Lewis displays some of his books at a Community Day Celebrating Literacy hosted by Literary Tools.

Lewis created a customized book, Making It Better in Vallejo, highlighting the Vallejo Police Department (VPD), in Vallejo, Calif. For the last three years, third graders in the district have attended presentations by VPD law enforcement officers. After the talks, many of the students line up for police autographs and photos, and the books are theirs to keep.

“The entire activity was designed to improve the relationship between law enforcement and kids,” Lewis observed. The events have been a huge success, and the books were financed through a variety of sources, including the VPD’s asset forfeitures.

Financing for some of Lewis’s books comes from resources such as the 21st Century Community Learning Centers Program, established by Congress to award grants to rural and inner-city public schools.

During the COVID-19 pandemic, it became difficult for Lewis to continue his philanthropy. To meet this new challenge, he created an online “literary portal” as a means of giving kids electronic access to books and resources. Lewis’s online storybooks are presented in English and Spanish, and several include a voice-over feature.

Making a Personal Connection

After giving a presentation at a school in Casper, Wyo., one of the parents walked up to Lewis and said, “I want to thank you for what you did for my daughter.”

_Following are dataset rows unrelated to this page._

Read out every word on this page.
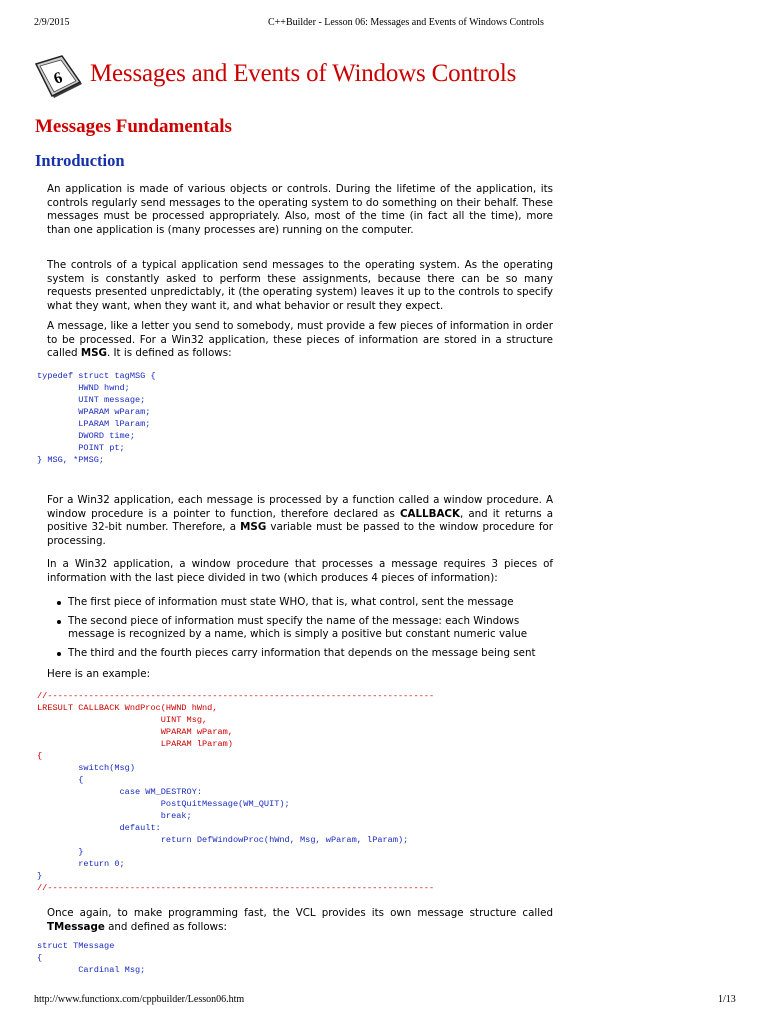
2/9/2015	C++Builder - Lesson 06: Messages and Events of Windows Controls
6 Messages and Events of Windows Controls
Messages Fundamentals
Introduction
An application is made of various objects or controls. During the lifetime of the application, its controls regularly send messages to the operating system to do something on their behalf. These messages must be processed appropriately. Also, most of the time (in fact all the time), more than one application is (many processes are) running on the computer.
The controls of a typical application send messages to the operating system. As the operating system is constantly asked to perform these assignments, because there can be so many requests presented unpredictably, it (the operating system) leaves it up to the controls to specify what they want, when they want it, and what behavior or result they expect.
A message, like a letter you send to somebody, must provide a few pieces of information in order to be processed. For a Win32 application, these pieces of information are stored in a structure called MSG. It is defined as follows:
typedef struct tagMSG {
HWND hwnd;
UINT message;
WPARAM wParam;
LPARAM lParam;
DWORD time;
POINT pt;
} MSG, *PMSG;
For a Win32 application, each message is processed by a function called a window procedure. A window procedure is a pointer to function, therefore declared as CALLBACK, and it returns a positive 32-bit number. Therefore, a MSG variable must be passed to the window procedure for processing.
In a Win32 application, a window procedure that processes a message requires 3 pieces of information with the last piece divided in two (which produces 4 pieces of information):
The first piece of information must state WHO, that is, what control, sent the message
The second piece of information must specify the name of the message: each Windows message is recognized by a name, which is simply a positive but constant numeric value
The third and the fourth pieces carry information that depends on the message being sent
Here is an example:
//---------------------------------------------------------------------------
LRESULT CALLBACK WndProc(HWND hWnd,
UINT Msg,
WPARAM wParam,
LPARAM lParam)
{
switch(Msg)
{
case WM_DESTROY:
PostQuitMessage(WM_QUIT);
break;
default:
return DefWindowProc(hWnd, Msg, wParam, lParam);
}
return 0;
}
//---------------------------------------------------------------------------
Once again, to make programming fast, the VCL provides its own message structure called TMessage and defined as follows:
struct TMessage
{
Cardinal Msg;
http://www.functionx.com/cppbuilder/Lesson06.htm	1/13
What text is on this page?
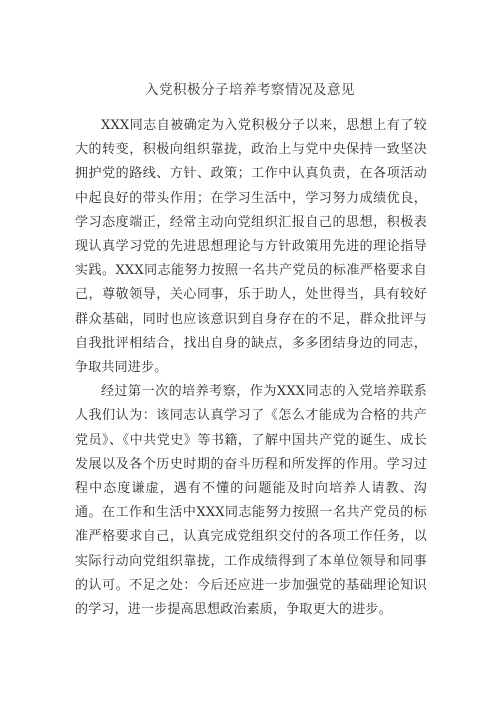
入党积极分子培养考察情况及意见

XXX同志自被确定为入党积极分子以来，思想上有了较大的转变，积极向组织靠拢，政治上与党中央保持一致坚决拥护党的路线、方针、政策；工作中认真负责，在各项活动中起良好的带头作用；在学习生活中，学习努力成绩优良，学习态度端正，经常主动向党组织汇报自己的思想，积极表现认真学习党的先进思想理论与方针政策用先进的理论指导实践。XXX同志能努力按照一名共产党员的标准严格要求自己，尊敬领导，关心同事，乐于助人，处世得当，具有较好群众基础，同时也应该意识到自身存在的不足，群众批评与自我批评相结合，找出自身的缺点，多多团结身边的同志，争取共同进步。

经过第一次的培养考察，作为XXX同志的入党培养联系人我们认为：该同志认真学习了《怎么才能成为合格的共产党员》、《中共党史》等书籍，了解中国共产党的诞生、成长发展以及各个历史时期的奋斗历程和所发挥的作用。学习过程中态度谦虚，遇有不懂的问题能及时向培养人请教、沟通。在工作和生活中XXX同志能努力按照一名共产党员的标准严格要求自己，认真完成党组织交付的各项工作任务，以实际行动向党组织靠拢，工作成绩得到了本单位领导和同事的认可。不足之处：今后还应进一步加强党的基础理论知识的学习，进一步提高思想政治素质，争取更大的进步。
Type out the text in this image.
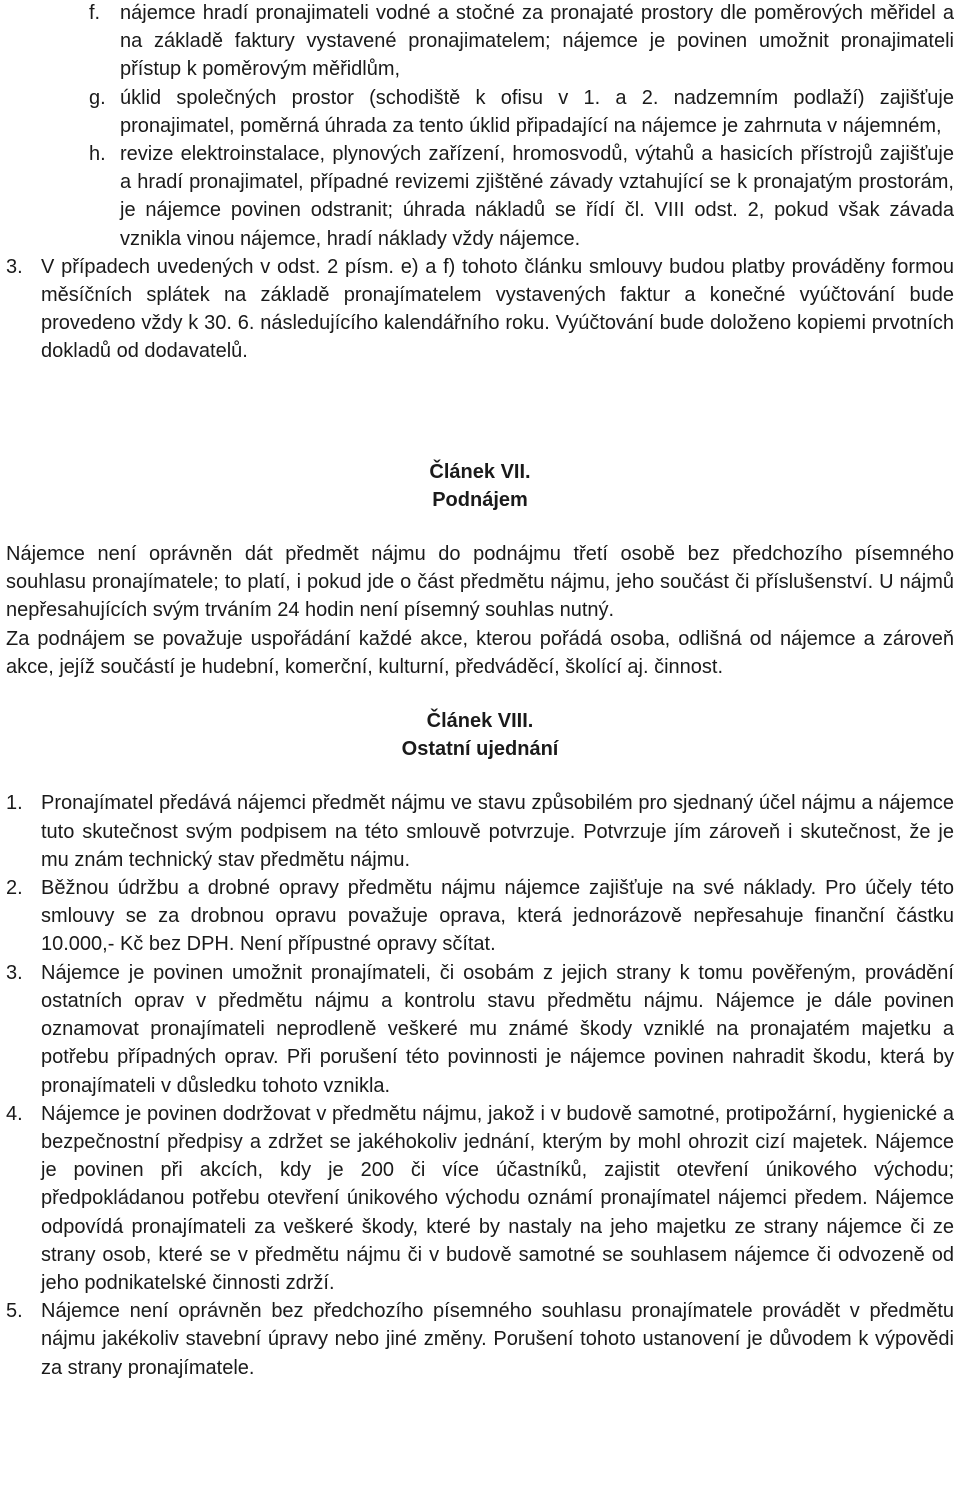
f. nájemce hradí pronajimateli vodné a stočné za pronajaté prostory dle poměrových měřidel a na základě faktury vystavené pronajimatelem; nájemce je povinen umožnit pronajimateli přístup k poměrovým měřidlům,
g. úklid společných prostor (schodiště k ofisu v 1. a 2. nadzemním podlaží) zajišťuje pronajimatel, poměrná úhrada za tento úklid připadající na nájemce je zahrnuta v nájemném,
h. revize elektroinstalace, plynových zařízení, hromosvodů, výtahů a hasicích přístrojů zajišťuje a hradí pronajimatel, případné revizemi zjištěné závady vztahující se k pronajatým prostorám, je nájemce povinen odstranit; úhrada nákladů se řídí čl. VIII odst. 2, pokud však závada vznikla vinou nájemce, hradí náklady vždy nájemce.
3. V případech uvedených v odst. 2 písm. e) a f) tohoto článku smlouvy budou platby prováděny formou měsíčních splátek na základě pronajímatelem vystavených faktur a konečné vyúčtování bude provedeno vždy k 30. 6. následujícího kalendářního roku. Vyúčtování bude doloženo kopiemi prvotních dokladů od dodavatelů.
Článek VII.
Podnájem
Nájemce není oprávněn dát předmět nájmu do podnájmu třetí osobě bez předchozího písemného souhlasu pronajímatele; to platí, i pokud jde o část předmětu nájmu, jeho součást či příslušenství. U nájmů nepřesahujících svým trváním 24 hodin není písemný souhlas nutný.
Za podnájem se považuje uspořádání každé akce, kterou pořádá osoba, odlišná od nájemce a zároveň akce, jejíž součástí je hudební, komerční, kulturní, předváděcí, školící aj. činnost.
Článek VIII.
Ostatní ujednání
1. Pronajímatel předává nájemci předmět nájmu ve stavu způsobilém pro sjednaný účel nájmu a nájemce tuto skutečnost svým podpisem na této smlouvě potvrzuje. Potvrzuje jím zároveň i skutečnost, že je mu znám technický stav předmětu nájmu.
2. Běžnou údržbu a drobné opravy předmětu nájmu nájemce zajišťuje na své náklady. Pro účely této smlouvy se za drobnou opravu považuje oprava, která jednorázově nepřesahuje finanční částku 10.000,- Kč bez DPH. Není přípustné opravy sčítat.
3. Nájemce je povinen umožnit pronajímateli, či osobám z jejich strany k tomu pověřeným, provádění ostatních oprav v předmětu nájmu a kontrolu stavu předmětu nájmu. Nájemce je dále povinen oznamovat pronajímateli neprodleně veškeré mu známé škody vzniklé na pronajatém majetku a potřebu případných oprav. Při porušení této povinnosti je nájemce povinen nahradit škodu, která by pronajímateli v důsledku tohoto vznikla.
4. Nájemce je povinen dodržovat v předmětu nájmu, jakož i v budově samotné, protipožární, hygienické a bezpečnostní předpisy a zdržet se jakéhokoliv jednání, kterým by mohl ohrozit cizí majetek. Nájemce je povinen při akcích, kdy je 200 či více účastníků, zajistit otevření únikového východu; předpokládanou potřebu otevření únikového východu oznámí pronajímatel nájemci předem. Nájemce odpovídá pronajímateli za veškeré škody, které by nastaly na jeho majetku ze strany nájemce či ze strany osob, které se v předmětu nájmu či v budově samotné se souhlasem nájemce či odvozeně od jeho podnikatelské činnosti zdrží.
5. Nájemce není oprávněn bez předchozího písemného souhlasu pronajímatele provádět v předmětu nájmu jakékoliv stavební úpravy nebo jiné změny. Porušení tohoto ustanovení je důvodem k výpovědi za strany pronajímatele.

The previous year, the woman’s daughter had attended one of Lewis’s presentations. She had issues with her right arm and Lewis rolled up his sleeve to show the girl third-degree burn scars he has on his right arm. “You and I are just the same,” he told her. “If I can make my dreams come true, so can you.” The two then took a photo together.

The mother later made a poster of the photo and put it on her daughter’s wall. The girl posts information about her personal goals all around it. Whenever she has a bad day, she stares at the image and remembers that all things are possible.

“It’s humbling for me to hear that my books are making a difference. My whole purpose is to help people,” Lewis acknowledged.

Lewis poses with Southwest Airlines employees following an event at Oakland International Airport where he distributed his books.

Lewis now has his sights set on helping more people get involved and making a difference. Last June, he partnered with Southwest Airlines Oakland hub and donated more than 300 books to Southwest employees and their passengers. “Seeing so many smiles was contagious,” Lewis remarked. While he realizes that he can’t be everywhere, Lewis appreciates that so many people want to help improve conditions in their communities.